Understanding random numbers in a GPU kernel

Hi All,

I’m trying to understand the use of random numbers inside CUDA kerrnels in Julia. Below I have a simple script to estimate pi, but I have a few questions regarding its implementation.

  1. Is my implementation of random numbers inside the mc_pi_kernel! even correct? The code runs, but if I try to call x = CUDA.rand(Float32, 1) the code crashes with an unsupported call error and I’m not sure why.
  2. I’ve tried using the Random123.jl library to use a counter-based RNG but this also gets anunsupported dynamic function invocation error.

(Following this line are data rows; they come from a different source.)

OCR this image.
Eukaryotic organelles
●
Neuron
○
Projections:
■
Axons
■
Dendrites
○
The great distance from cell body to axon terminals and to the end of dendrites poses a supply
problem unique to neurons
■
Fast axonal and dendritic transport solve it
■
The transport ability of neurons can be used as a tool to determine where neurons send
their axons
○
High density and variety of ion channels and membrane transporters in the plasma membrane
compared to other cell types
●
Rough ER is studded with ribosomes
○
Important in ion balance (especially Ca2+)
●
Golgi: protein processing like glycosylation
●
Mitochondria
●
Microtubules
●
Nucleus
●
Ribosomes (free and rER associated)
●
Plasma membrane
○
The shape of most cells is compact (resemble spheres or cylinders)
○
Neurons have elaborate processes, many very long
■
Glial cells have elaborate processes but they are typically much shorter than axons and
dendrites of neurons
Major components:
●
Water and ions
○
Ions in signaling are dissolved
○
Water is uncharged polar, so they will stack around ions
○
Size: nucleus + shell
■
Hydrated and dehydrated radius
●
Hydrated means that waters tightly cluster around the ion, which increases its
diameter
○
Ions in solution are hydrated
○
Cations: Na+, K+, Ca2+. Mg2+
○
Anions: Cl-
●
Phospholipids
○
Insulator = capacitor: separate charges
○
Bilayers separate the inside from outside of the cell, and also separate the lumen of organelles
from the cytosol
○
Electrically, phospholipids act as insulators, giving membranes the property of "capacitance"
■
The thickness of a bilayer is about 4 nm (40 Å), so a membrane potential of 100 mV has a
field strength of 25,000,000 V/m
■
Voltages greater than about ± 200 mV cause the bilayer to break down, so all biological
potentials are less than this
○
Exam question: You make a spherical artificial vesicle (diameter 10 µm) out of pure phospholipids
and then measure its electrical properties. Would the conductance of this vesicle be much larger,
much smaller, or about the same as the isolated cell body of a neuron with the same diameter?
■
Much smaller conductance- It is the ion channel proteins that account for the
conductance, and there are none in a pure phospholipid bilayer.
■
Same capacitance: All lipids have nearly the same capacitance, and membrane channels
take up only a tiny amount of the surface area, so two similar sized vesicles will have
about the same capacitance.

What am I doing wrong here?

Here’s the minimal reproducible example,

using CUDA
using Random123 # CUDA counter-based PRNG? 

function mc_pi_kernel!(results::CuDeviceVector{Int32}, N::Int)
    tid = threadIdx().x + (blockIdx().x - 1) * blockDim().x
    if tid < 1 || tid > N
        return
    end

    x = rand(Float32) # Does this call CPU rand host-side? 
    y = rand(Float32)

    results[tid] = (x*x + y*y <= 1.0f0) ? 1 : 0

    return
end

function estimate_pi(N::Int=10^6)
    d_results = CuArray(zeros(Int32, N))

    # Get configuration threads/blocks 
    kernel = @cuda launch=false mc_pi_kernel!(d_results, N)
    config = launch_configuration(kernel.fun)
    threads = min(N, config.threads)
    blocks = cld(N, threads)
    println("Estimating π with $N samples ($blocks blocks, $threads threads)")

    @cuda always_inline=true threads=threads blocks=blocks mc_pi_kernel!(d_results, N)

    inside = sum(Array(d_results))
    return 4 * inside / N
end

N = 10^9
pi_est = estimate_pi(N)
println("Estimated π with $N samples = $pi_est")
1 Like

Hi,

Yes, this looks fine. It might be slightly better to use a 32-bit literals (1i32 after using CUDA: i32), and potentially ifelse might be faster than the ternary operator. But I can’t measure any difference, so it probably doesn’t really matter here.

The reason is that this would create a CuVector, i.e. allocate memory, which is not allowed inside of kernels (or at least not in this manner). While these error messages are often hard to interpret, here it does explicitly mention allocating memory:

ERROR: InvalidIRError: (...)
Reason: unsupported call to an unknown function (call to jl_alloc_genericmemory)
Stacktrace:
 [1] GenericMemory

In contrast, rand(Float32) returns a simple scalar. Inside of a kernel, this will automatically reside on the device.

I’m not familiar with this library, but presumably it allocates, is type-unstable, or uses non-isbits structs which are not adapted for the GPU.

By the way, in

you can just use sum(d_results), which will then perform the summation on the GPU, and return the scalar result on the CPU.

2 Likes

Thanks for the detailed explaination @eldee!

If anyone else knows how to use the Random123.jl library to use counter-based RNGs in Julia, do let me know!